The proposed 750-MW project in western Nepal was considered one of the major Chinese ventures in Nepal, which has signed up for the Belt and Road Initiative. The two sides signed a memorandum of understanding for the project in 2012.
The move came 10 months after Nepal scrapped the award of the 1,200-MW Budhi Gandaki hydropower project to China’s state-owned Gezhouba Group. It also came days after Nepal pulled out of the Bimstec joint military exercise in India.
A meeting of the Investment Board Nepal (IBN), chaired by Prime Minister KP Sharma Oli, decided late on Tuesday to cancel the MoU with the Chinese state-run firm and to work out new modalities for building the dam.
“After Three Georges (Corporation) refuses to develop West Seti project, a task force is formed to recommend an appropriate model to develop the project. A three-member team that consists of the energy minister, finance minister and CEO of the board will recommend an appropriate model to develop the project,” an IBN statement said.
International media reports had said Three Gorges Corporation wanted to withdraw as it found the West Seti project unfeasible because of high resettlement and rehabilitation costs.
“The statement does not talk about the scrapping of the MoU with the Chinese firm because mutual understandings like an MoU do not have legal consequences.

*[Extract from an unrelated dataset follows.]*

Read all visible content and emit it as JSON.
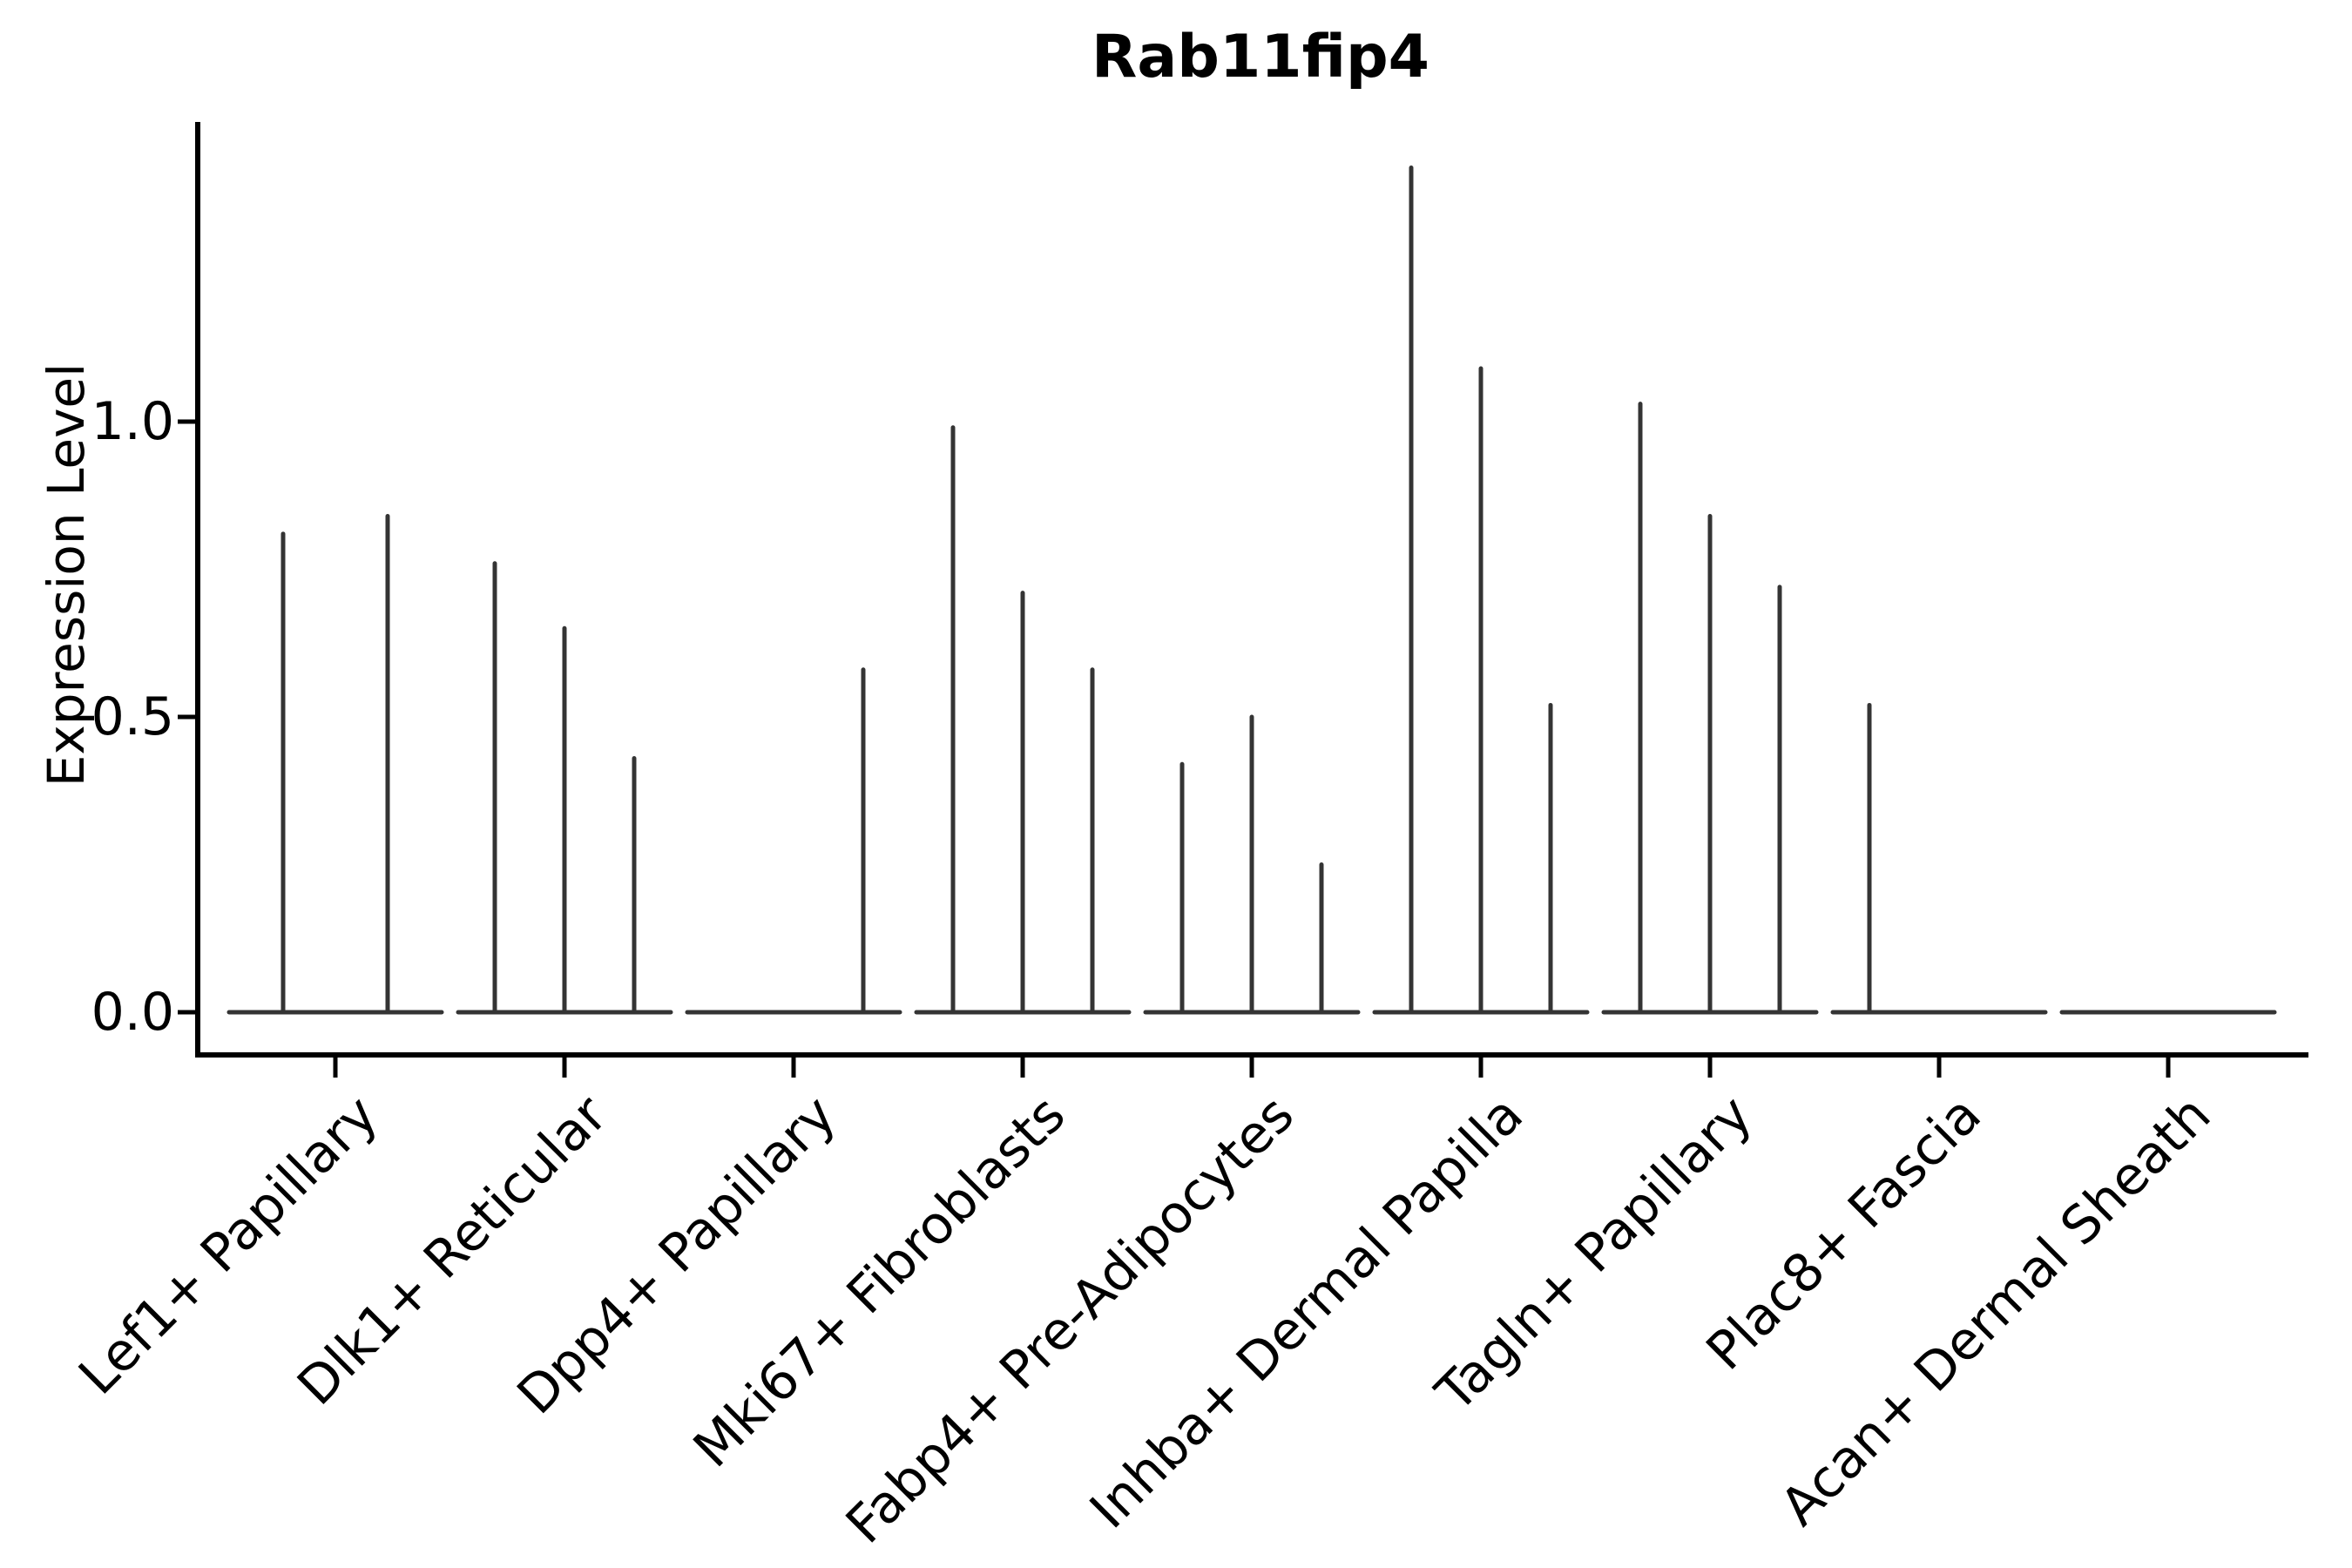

We also did not want to antagonise the Chinese,” an official of the board said.
After Oli, who is perceived as pro-China, formed the government, Chinese media reports had suggested Nepal’s Communist administration would go ahead with the West Seti project.

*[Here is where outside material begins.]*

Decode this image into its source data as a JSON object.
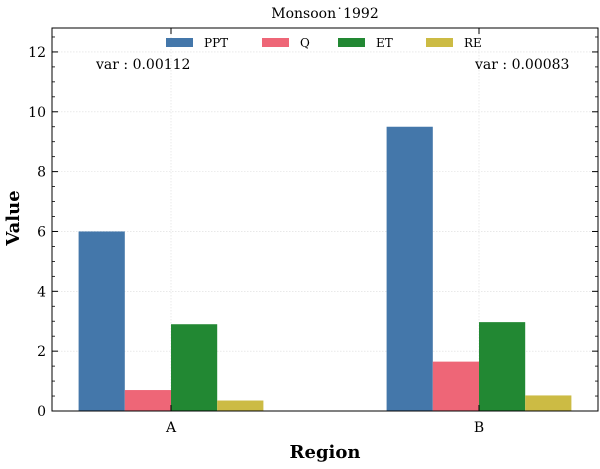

At the end of August, a team from Three Georges Corporation visited Kathmandu and held talks with IBN officials for two days but made no headway. Three Georges Corporation will now be officially notified of its removal from the project.
The Chinese firm had indicated the project was unviable even after the Nepal government agreed to certain conditions, including revision of the project’s installed capacity and a power purchase agreement in US dollars.

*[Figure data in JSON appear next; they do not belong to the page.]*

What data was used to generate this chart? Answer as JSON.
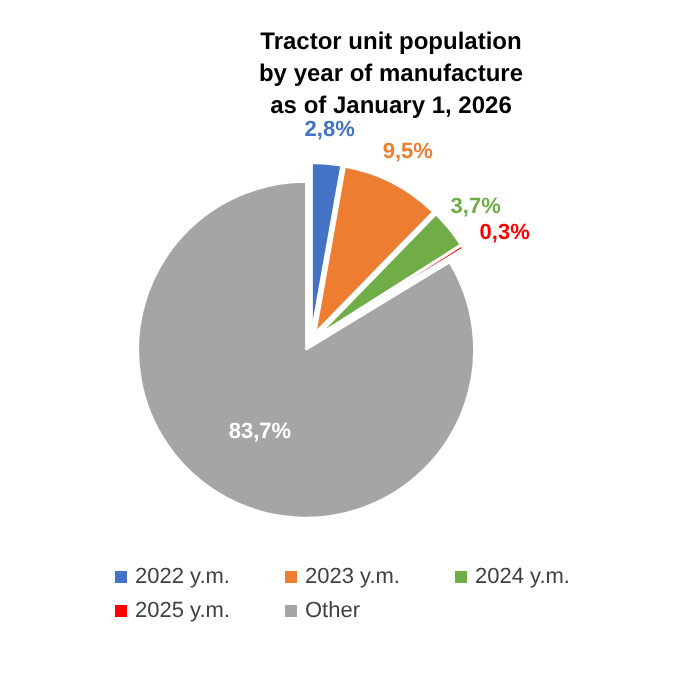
{
  "chart_data": {
    "type": "pie",
    "title": "Tractor unit population\nby year of manufacture\nas of January 1, 2026",
    "categories": [
      "2022 y.m.",
      "2023 y.m.",
      "2024 y.m.",
      "2025 y.m.",
      "Other"
    ],
    "values": [
      2.8,
      9.5,
      3.7,
      0.3,
      83.7
    ],
    "colors": [
      "#4472c4",
      "#ed7d31",
      "#70ad47",
      "#ff0000",
      "#a5a5a5"
    ],
    "value_labels": [
      "2,8%",
      "9,5%",
      "3,7%",
      "0,3%",
      "83,7%"
    ],
    "legend": "bottom"
  }
}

At Tuesday’s meeting, Oli did not consider any of the conditions put up by the Chinese firm and decided to scrap the deal, officials said. IBN had also offered to downsize the project’s capacity from 750 MW to 600 MW.
Officials present at the meeting said the Chinese firm had not shown any intent to take the project forward. Instead, the firm brought up the issues of resettlement and rehabilitation and described them as “expensive and unpredictable”.
The Chinese company entered the scene in 2011, after Nepal scrapped the licence of West Seti Hydropower Company Limited, in which Australia’s Snowy Mountain Engineering Corporation had a majority stake.
The project was originally conceived as export-oriented, with plans to sell 90% of the power to India. However, the West Seti Company failed to go ahead with the construction, mostly because of its failure to raise funding.
A political analyst in Katmandu described the latest development as a “smart, calculated and balancing act” by Prime Minister KP Sharma Oli that was apparently aimed at maintaining good relations with both India and China.